18. A preliminary wish arising, he asks that he may receive the honorary gift of mated mares and a camel, as material for sacrifice before a battle (?), the highest interests of the people even, their lasting Welfare, demanding that he should receive this help. 19. For the monarch, or leading chief, who may withhold this justly deserved and needed help, or honour, he declares by the terms of his following question, that some instant judgment will be forthcoming, for the threats of the future condemnation seem for the moment only trite.
20. As a peroration, he appeals to the reason of the wavering groups, among the masses who still delay to call evil evil (verse 12), and he asks whether the Daêvas, as represented by their adherents, had ever been good rulers, when they had the power.
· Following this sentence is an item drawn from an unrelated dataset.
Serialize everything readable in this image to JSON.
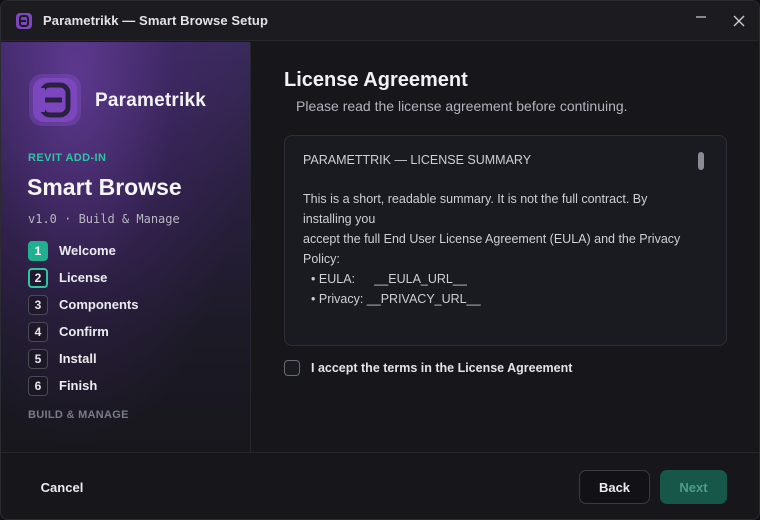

Were not robbery and violence then the law with them as now? And did not the Kine, as representing the sacred herds and people, lift up her wailing voice?
(The piece from verse 12 seems to constitute a religious war-song. These verses seem not to have been originally connected with the calm and thankful contemplations in verses 1-10, but later united with them. Verses 12-20 stand in the closest connection with Y. XLVI, which has, however, preserved more of the elements of sorrow and discouragement which influenced the leader and his followers at times. See also XLIII, 11.)
1. This I ask Thee, O Ahura! tell me aright; when praise is to be offered, how (shall I complete) the praise of the One like You 1, O Mazda? Let
the One like Thee declare it earnestly to the friend who is such as I, thus through Thy Righteousness (within us) to offer friendly help 1 to us, so that the One like Thee 2 may draw near 3 us through Thy Good Mind (within the soul).
2. This I ask Thee, O Ahura! tell me aright, how, in pleasing Him, may we serve the supreme one of (Heaven) the better world 4; yea, how to serve that chief who may grant us those (blessings of His grace, and) who will seek for (grateful requitals at our hands); for He, bountiful (as He is) through the Righteous Order, (will hold off) ruin 5 from (us) all, guardian (as He is) for both the worlds, O Spirit 6 Mazda! and a friend.
3. This I ask Thee, O Ahura! tell me aright: Who by generation 1 was the first father of the Righteous Order (within the world)? Who gave the (recurring) sun and stars 2 their (undeviating) way? Who established that whereby the moon waxes, and whereby she wanes 3, save Thee 4? These things, O Great Creator! would I know 5, and others likewise still.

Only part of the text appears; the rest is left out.